Clinicians who are qualified Advanced APM participants (QPs) during the CY 2017 reporting period will receive a 5% incentive payment during the CY 2019 payment period, which is 1% higher than the maximum possible payment adjustment of 4% under MIPS. However, in order for clinicians to become QPs, and, thus, not be required to participate in and report under MIPS, the clinicians must either (1) receive at least 25% of their Medicare Part B covered professional service payments through an Advanced APM, or (2) receive at least 20% of their Medicare Part B patients through an Advanced APM. Clinicians should be aware that these thresholds will increase to 50% and 35% respectively for the CY 2019 reporting period; however, beginning in the CY 2019 performance reporting period, CMS leaves open the possibility that clinicians may satisfy these patient threshold requirements for Advanced APMs by also serving non-Medicare patients through a qualifying model.

Continued Evolution

CMS recognizes that the implementation of MACRA will be an iterative process that will continue to be shaped by stakeholder input.
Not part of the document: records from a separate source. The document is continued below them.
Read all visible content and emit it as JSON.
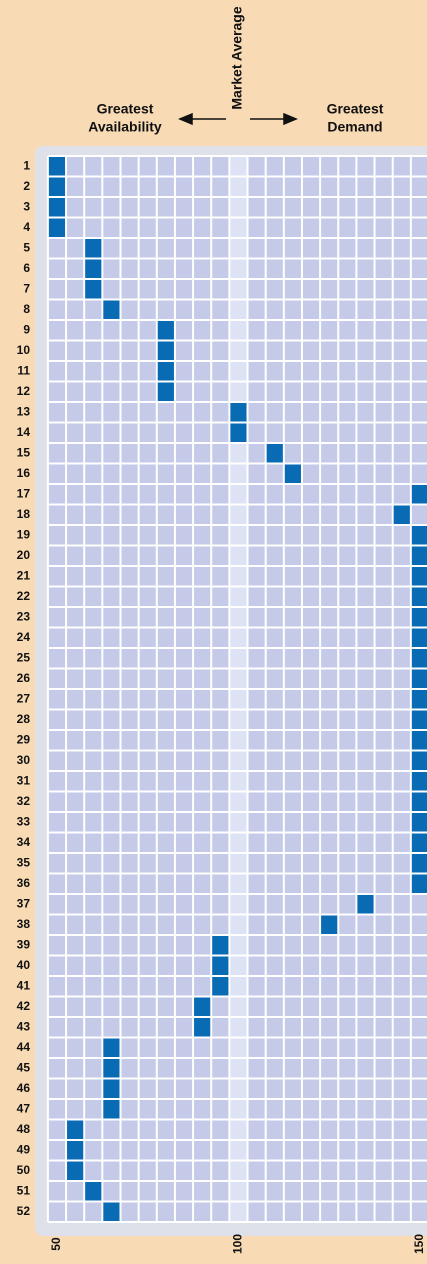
{
  "chart_data": {
    "type": "scatter",
    "annotations": {
      "left": [
        "Greatest",
        "Availability"
      ],
      "center": "Market Average",
      "right": [
        "Greatest",
        "Demand"
      ]
    },
    "categories": [
      1,
      2,
      3,
      4,
      5,
      6,
      7,
      8,
      9,
      10,
      11,
      12,
      13,
      14,
      15,
      16,
      17,
      18,
      19,
      20,
      21,
      22,
      23,
      24,
      25,
      26,
      27,
      28,
      29,
      30,
      31,
      32,
      33,
      34,
      35,
      36,
      37,
      38,
      39,
      40,
      41,
      42,
      43,
      44,
      45,
      46,
      47,
      48,
      49,
      50,
      51,
      52
    ],
    "values": [
      50,
      50,
      50,
      50,
      60,
      60,
      60,
      65,
      80,
      80,
      80,
      80,
      100,
      100,
      110,
      115,
      150,
      145,
      150,
      150,
      150,
      150,
      150,
      150,
      150,
      150,
      150,
      150,
      150,
      150,
      150,
      150,
      150,
      150,
      150,
      150,
      135,
      125,
      95,
      95,
      95,
      90,
      90,
      65,
      65,
      65,
      65,
      55,
      55,
      55,
      60,
      65
    ],
    "color": "#0a6bb5",
    "bin_width": 5,
    "reference_x": 100,
    "xlim": [
      47.5,
      152.5
    ],
    "xticks": [
      50,
      100,
      150
    ]
  }
}
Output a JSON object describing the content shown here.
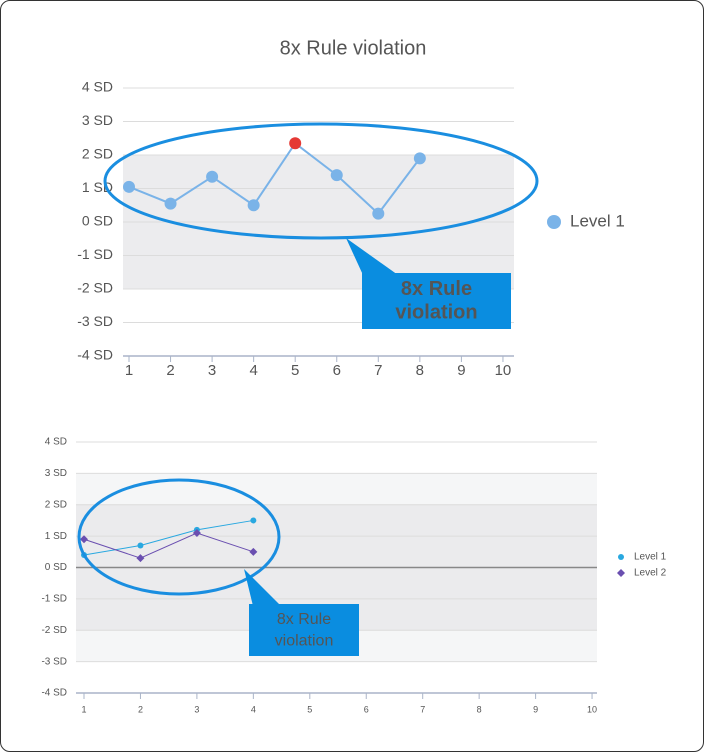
{
  "chart_data": [
    {
      "type": "line",
      "title": "8x Rule violation",
      "categories": [
        "1",
        "2",
        "3",
        "4",
        "5",
        "6",
        "7",
        "8",
        "9",
        "10"
      ],
      "series": [
        {
          "name": "Level 1",
          "color": "#7ab3e8",
          "marker": "circle",
          "values": [
            1.05,
            0.55,
            1.35,
            0.5,
            2.35,
            1.4,
            0.25,
            1.9,
            null,
            null
          ],
          "point_colors": [
            null,
            null,
            null,
            null,
            "#e53935",
            null,
            null,
            null,
            null,
            null
          ]
        }
      ],
      "ylim": [
        -4,
        4
      ],
      "yticks": [
        {
          "value": 4,
          "label": "4 SD"
        },
        {
          "value": 3,
          "label": "3 SD"
        },
        {
          "value": 2,
          "label": "2 SD"
        },
        {
          "value": 1,
          "label": "1 SD"
        },
        {
          "value": 0,
          "label": "0 SD"
        },
        {
          "value": -1,
          "label": "-1 SD"
        },
        {
          "value": -2,
          "label": "-2 SD"
        },
        {
          "value": -3,
          "label": "-3 SD"
        },
        {
          "value": -4,
          "label": "-4 SD"
        }
      ],
      "bands": [
        {
          "from": -2,
          "to": 2,
          "color": "#ececee"
        }
      ],
      "grid": true,
      "legend": "right",
      "annotation": [
        "8x Rule",
        "violation"
      ]
    },
    {
      "type": "line",
      "categories": [
        "1",
        "2",
        "3",
        "4",
        "5",
        "6",
        "7",
        "8",
        "9",
        "10"
      ],
      "series": [
        {
          "name": "Level 1",
          "color": "#29a8e0",
          "marker": "circle",
          "values": [
            0.4,
            0.7,
            1.2,
            1.5,
            null,
            null,
            null,
            null,
            null,
            null
          ]
        },
        {
          "name": "Level 2",
          "color": "#6a4fb0",
          "marker": "diamond",
          "values": [
            0.9,
            0.3,
            1.1,
            0.5,
            null,
            null,
            null,
            null,
            null,
            null
          ]
        }
      ],
      "ylim": [
        -4,
        4
      ],
      "yticks": [
        {
          "value": 4,
          "label": "4 SD"
        },
        {
          "value": 3,
          "label": "3 SD"
        },
        {
          "value": 2,
          "label": "2 SD"
        },
        {
          "value": 1,
          "label": "1 SD"
        },
        {
          "value": 0,
          "label": "0 SD"
        },
        {
          "value": -1,
          "label": "-1 SD"
        },
        {
          "value": -2,
          "label": "-2 SD"
        },
        {
          "value": -3,
          "label": "-3 SD"
        },
        {
          "value": -4,
          "label": "-4 SD"
        }
      ],
      "bands": [
        {
          "from": -3,
          "to": 3,
          "color": "#f5f6f7"
        },
        {
          "from": -2,
          "to": 2,
          "color": "#ebebed"
        }
      ],
      "grid": true,
      "zero_line": true,
      "legend": "right",
      "annotation": [
        "8x Rule",
        "violation"
      ]
    }
  ]
}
CMS has launched a new website, qpp.cms.gov, to educate clinicians about the Quality Payment Program and welcomes additional feedback from all health care stakeholders. Despite the Rule being issued in final form, CMS will continue to accept public comments on the Rule until December 19, 2016.

Impact of the Election on MACRA

With the election of Donald Trump and with Republican control of both houses of Congress, the Rule’s stability, as with other programs implementing health care reform, has been cast into question. Although there are reasons to expect that MACRA itself will not undergo significant revisions—unlike the ACA, MACRA was a bipartisan piece of legislation that was supported by 91% of Congress—any repeal of the ACA or retrenchment from administrative rulemaking could have a significant impact for clinicians looking to take part in Advanced APMs.

Specifically, one possible change may involve the CMMI and MSSP ACOs, which, as indicated above, were both established under the ACA. The CMMI is a testing center for innovative payment and service deliver models aimed at reducing Medicare and Medicaid expenditures while enhancing quality of care. The ACA gave CMS fairly broad authority to expand the scope and duration of a payment model being tested. Some of these CMMI models will qualify as Advanced APMs under the Rule, including Next Gen ACOs. In fact, all Advanced APMs cited in the Rule were initiated through the CMMI or established by the ACA. Through a repeal and replacement of the ACA, Congress may opt to assert more control over new payment models and either limit CMMI’s authority or do away with it all together. In fact, by way of a recent letter dated September 29, 2016, 179 members of Congress criticized many of the mandatory CMMI demonstration projects, and these concerns may carry over into future legislative initiatives. Any resulting statutory change to CMMI would thus reduce the number of Advanced APMs open for clinician participation and warrant further changes to the Rule—even if a larger transition from a fee-for-service system to a value-based payment system enjoys broad support on both sides of the aisle.

The content of this article is intended to provide a general guide to the subject matter. Specialist advice should be sought about your specific circumstances.